How could I trust this new Chase though when the past had proven him so different? My heart and mind both wrestled over the answer, and the indecision was wrecking me. It was like an intense battle was happening inside me without regard for the damage it did along the way. My heart might come out of this in tatters, but it didn’t seem to care.

I must have stared at that stupid book for hours, and all too soon, the shadows in my room began to turn from black to navy as dawn approached. When a slither of light formed at the bottom of my curtain, I picked up the phone and called Tessa

She answered on the fifth ring. “Ally?” she groaned. “What time is it?”

“Six,” I replied, my answer greeted by another groan.

“Six? Why are you calling me in the middle of the night?”

“The sun’s rising, it’s hardly the middle of the night.”

“It feels like the middle of the night.”

I shook my head, deciding to press on before she hung up and went back to sleep. “I’m still not sure I’m doing the right thing trying to get Chase kicked out,” I said.

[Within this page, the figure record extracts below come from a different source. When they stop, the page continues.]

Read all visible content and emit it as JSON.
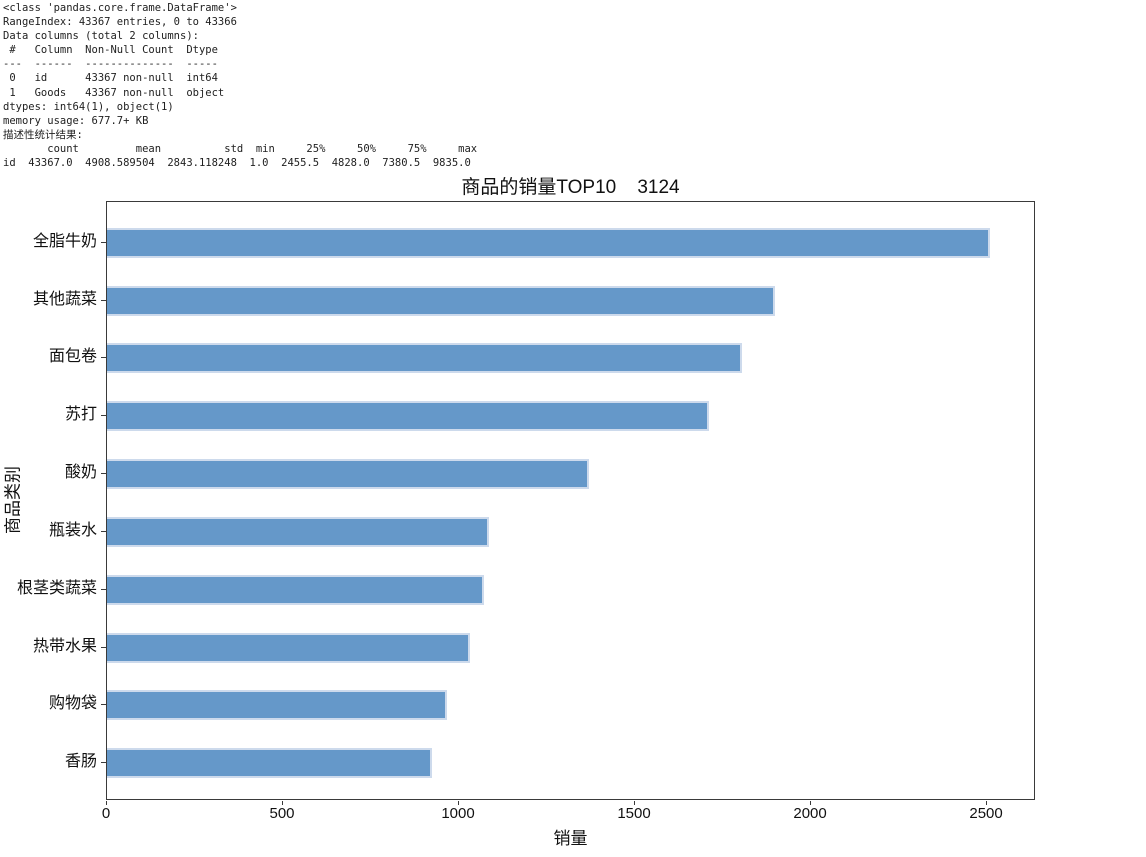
{
  "console": {
    "lines": [
      "<class 'pandas.core.frame.DataFrame'>",
      "RangeIndex: 43367 entries, 0 to 43366",
      "Data columns (total 2 columns):",
      " #   Column  Non-Null Count  Dtype ",
      "---  ------  --------------  ----- ",
      " 0   id      43367 non-null  int64 ",
      " 1   Goods   43367 non-null  object",
      "dtypes: int64(1), object(1)",
      "memory usage: 677.7+ KB",
      "描述性统计结果:",
      "       count         mean          std  min     25%     50%     75%     max",
      "id  43367.0  4908.589504  2843.118248  1.0  2455.5  4828.0  7380.5  9835.0"
    ]
  },
  "chart_data": {
    "type": "bar",
    "orientation": "horizontal",
    "title": "商品的销量TOP10    3124",
    "xlabel": "销量",
    "ylabel": "商品类别",
    "categories": [
      "全脂牛奶",
      "其他蔬菜",
      "面包卷",
      "苏打",
      "酸奶",
      "瓶装水",
      "根茎类蔬菜",
      "热带水果",
      "购物袋",
      "香肠"
    ],
    "values": [
      2513,
      1903,
      1809,
      1715,
      1372,
      1087,
      1072,
      1032,
      969,
      924
    ],
    "xticks": [
      0,
      500,
      1000,
      1500,
      2000,
      2500
    ],
    "xlim": [
      0,
      2639
    ],
    "grid": false,
    "legend": false,
    "bar_color": "#6598c9",
    "bar_edge_color": "#cddaec",
    "axis_color": "#3a3a3a"
  }
}
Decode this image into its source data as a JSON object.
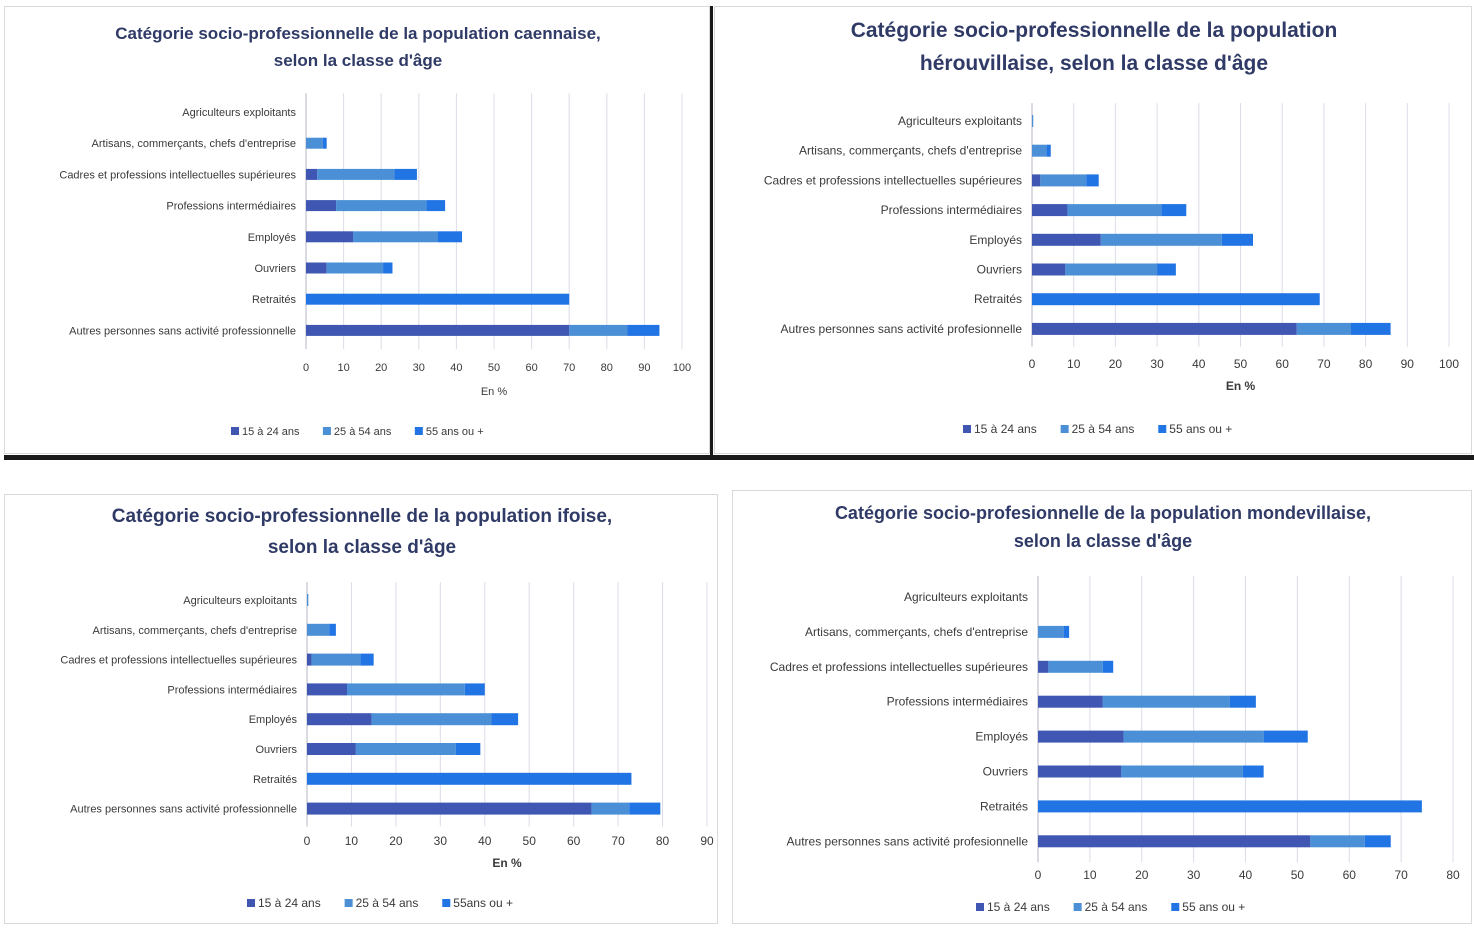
{
  "colors": {
    "s15": "#3f56b3",
    "s25": "#4b90d6",
    "s55": "#2174e3",
    "grid": "#dcdce8",
    "axis": "#b5b5c5",
    "title": "#2f3a66",
    "text": "#3a3a3a"
  },
  "chart_data": [
    {
      "type": "bar",
      "orientation": "horizontal",
      "stacked": true,
      "title": "Catégorie socio-professionnelle de la population caennaise, selon la classe d'âge",
      "title_lines": [
        "Catégorie socio-professionnelle de la population caennaise,",
        "selon la classe d'âge"
      ],
      "categories": [
        "Agriculteurs exploitants",
        "Artisans, commerçants, chefs d'entreprise",
        "Cadres et professions intellectuelles supérieures",
        "Professions intermédiaires",
        "Employés",
        "Ouvriers",
        "Retraités",
        "Autres personnes sans activité professionnelle"
      ],
      "series": [
        {
          "name": "15 à 24 ans",
          "color": "#3f56b3",
          "values": [
            0,
            0,
            3,
            8,
            12.5,
            5.5,
            0,
            70
          ]
        },
        {
          "name": "25 à 54 ans",
          "color": "#4b90d6",
          "values": [
            0,
            4.5,
            20.5,
            24,
            22.5,
            15,
            0,
            15.5
          ]
        },
        {
          "name": "55 ans ou +",
          "color": "#2174e3",
          "values": [
            0,
            1,
            6,
            5,
            6.5,
            2.5,
            70,
            8.5
          ]
        }
      ],
      "xlabel": "En %",
      "xlim": [
        0,
        100
      ],
      "xticks": [
        0,
        10,
        20,
        30,
        40,
        50,
        60,
        70,
        80,
        90,
        100
      ],
      "grid": true,
      "legend": "bottom"
    },
    {
      "type": "bar",
      "orientation": "horizontal",
      "stacked": true,
      "title": "Catégorie socio-professionnelle de la population hérouvillaise, selon la classe d'âge",
      "title_lines": [
        "Catégorie socio-professionnelle de la population",
        "hérouvillaise, selon la classe d'âge"
      ],
      "categories": [
        "Agriculteurs exploitants",
        "Artisans, commerçants, chefs d'entreprise",
        "Cadres et professions intellectuelles supérieures",
        "Professions intermédiaires",
        "Employés",
        "Ouvriers",
        "Retraités",
        "Autres personnes sans activité profesionnelle"
      ],
      "series": [
        {
          "name": "15 à 24 ans",
          "color": "#3f56b3",
          "values": [
            0,
            0,
            2,
            8.5,
            16.5,
            8,
            0,
            63.5
          ]
        },
        {
          "name": "25 à 54 ans",
          "color": "#4b90d6",
          "values": [
            0.3,
            3.5,
            11,
            22.5,
            29,
            22,
            0,
            13
          ]
        },
        {
          "name": "55 ans ou +",
          "color": "#2174e3",
          "values": [
            0,
            1,
            3,
            6,
            7.5,
            4.5,
            69,
            9.5
          ]
        }
      ],
      "xlabel": "En %",
      "xlim": [
        0,
        100
      ],
      "xticks": [
        0,
        10,
        20,
        30,
        40,
        50,
        60,
        70,
        80,
        90,
        100
      ],
      "grid": true,
      "legend": "bottom"
    },
    {
      "type": "bar",
      "orientation": "horizontal",
      "stacked": true,
      "title": "Catégorie socio-professionnelle de la population ifoise, selon la classe d'âge",
      "title_lines": [
        "Catégorie socio-professionnelle de la population ifoise,",
        "selon la classe d'âge"
      ],
      "categories": [
        "Agriculteurs exploitants",
        "Artisans, commerçants, chefs d'entreprise",
        "Cadres et professions intellectuelles supérieures",
        "Professions intermédiaires",
        "Employés",
        "Ouvriers",
        "Retraités",
        "Autres personnes sans activité professionnelle"
      ],
      "series": [
        {
          "name": "15 à 24 ans",
          "color": "#3f56b3",
          "values": [
            0,
            0,
            1,
            9,
            14.5,
            11,
            0,
            64
          ]
        },
        {
          "name": "25 à 54 ans",
          "color": "#4b90d6",
          "values": [
            0.3,
            5,
            11,
            26.5,
            27,
            22.5,
            0,
            8.5
          ]
        },
        {
          "name": "55ans ou +",
          "color": "#2174e3",
          "values": [
            0,
            1.5,
            3,
            4.5,
            6,
            5.5,
            73,
            7
          ]
        }
      ],
      "xlabel": "En %",
      "xlim": [
        0,
        90
      ],
      "xticks": [
        0,
        10,
        20,
        30,
        40,
        50,
        60,
        70,
        80,
        90
      ],
      "grid": true,
      "legend": "bottom"
    },
    {
      "type": "bar",
      "orientation": "horizontal",
      "stacked": true,
      "title": "Catégorie socio-profesionnelle de la population mondevillaise, selon la classe d'âge",
      "title_lines": [
        "Catégorie socio-profesionnelle de la population mondevillaise,",
        "selon la classe d'âge"
      ],
      "categories": [
        "Agriculteurs exploitants",
        "Artisans, commerçants, chefs d'entreprise",
        "Cadres et professions intellectuelles supérieures",
        "Professions intermédiaires",
        "Employés",
        "Ouvriers",
        "Retraités",
        "Autres personnes sans activité profesionnelle"
      ],
      "series": [
        {
          "name": "15 à 24 ans",
          "color": "#3f56b3",
          "values": [
            0,
            0,
            2,
            12.5,
            16.5,
            16,
            0,
            52.5
          ]
        },
        {
          "name": "25 à 54 ans",
          "color": "#4b90d6",
          "values": [
            0,
            5,
            10.5,
            24.5,
            27,
            23.5,
            0,
            10.5
          ]
        },
        {
          "name": "55 ans ou +",
          "color": "#2174e3",
          "values": [
            0,
            1,
            2,
            5,
            8.5,
            4,
            74,
            5
          ]
        }
      ],
      "xlabel": "",
      "xlim": [
        0,
        80
      ],
      "xticks": [
        0,
        10,
        20,
        30,
        40,
        50,
        60,
        70,
        80
      ],
      "grid": true,
      "legend": "bottom"
    }
  ]
}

“You called me at six in the morning to tell me that?”

“I couldn’t sleep.”

She released a long, drawn-out breath before she answered. “I thought you’d made up your mind.”

“I had,” I replied. “But his parents came over last night, and they were absolutely horrible to him. I guess I kind of know why he’s always been so cold now, and I don’t think I can stomach sending him home to them.”

“Ally, lots of people have shit parents, it doesn’t excuse them for being shit people. And they’rehis parents, Ally. They may not be great ones, but they’re who he belongs with.”

“I know,” I murmured. “I’m just not sure Chase is a shit person.”

“Ally, he either is or he isn’t.” Her voice had taken on a more decisive tone, so I figured that meant she was really awake now. Or that she really wanted to go back to sleep.

I paused as I considered what she’d said. She made it sound so easy to decide what kind of person Chase was. There were so many layers to his personality though. For years I’d only seen his hard outer shell, but now, I was starting to realize there was so much more to him. He’d done some bad things, but deep down, I was starting to realize they didn’t make him a bad person.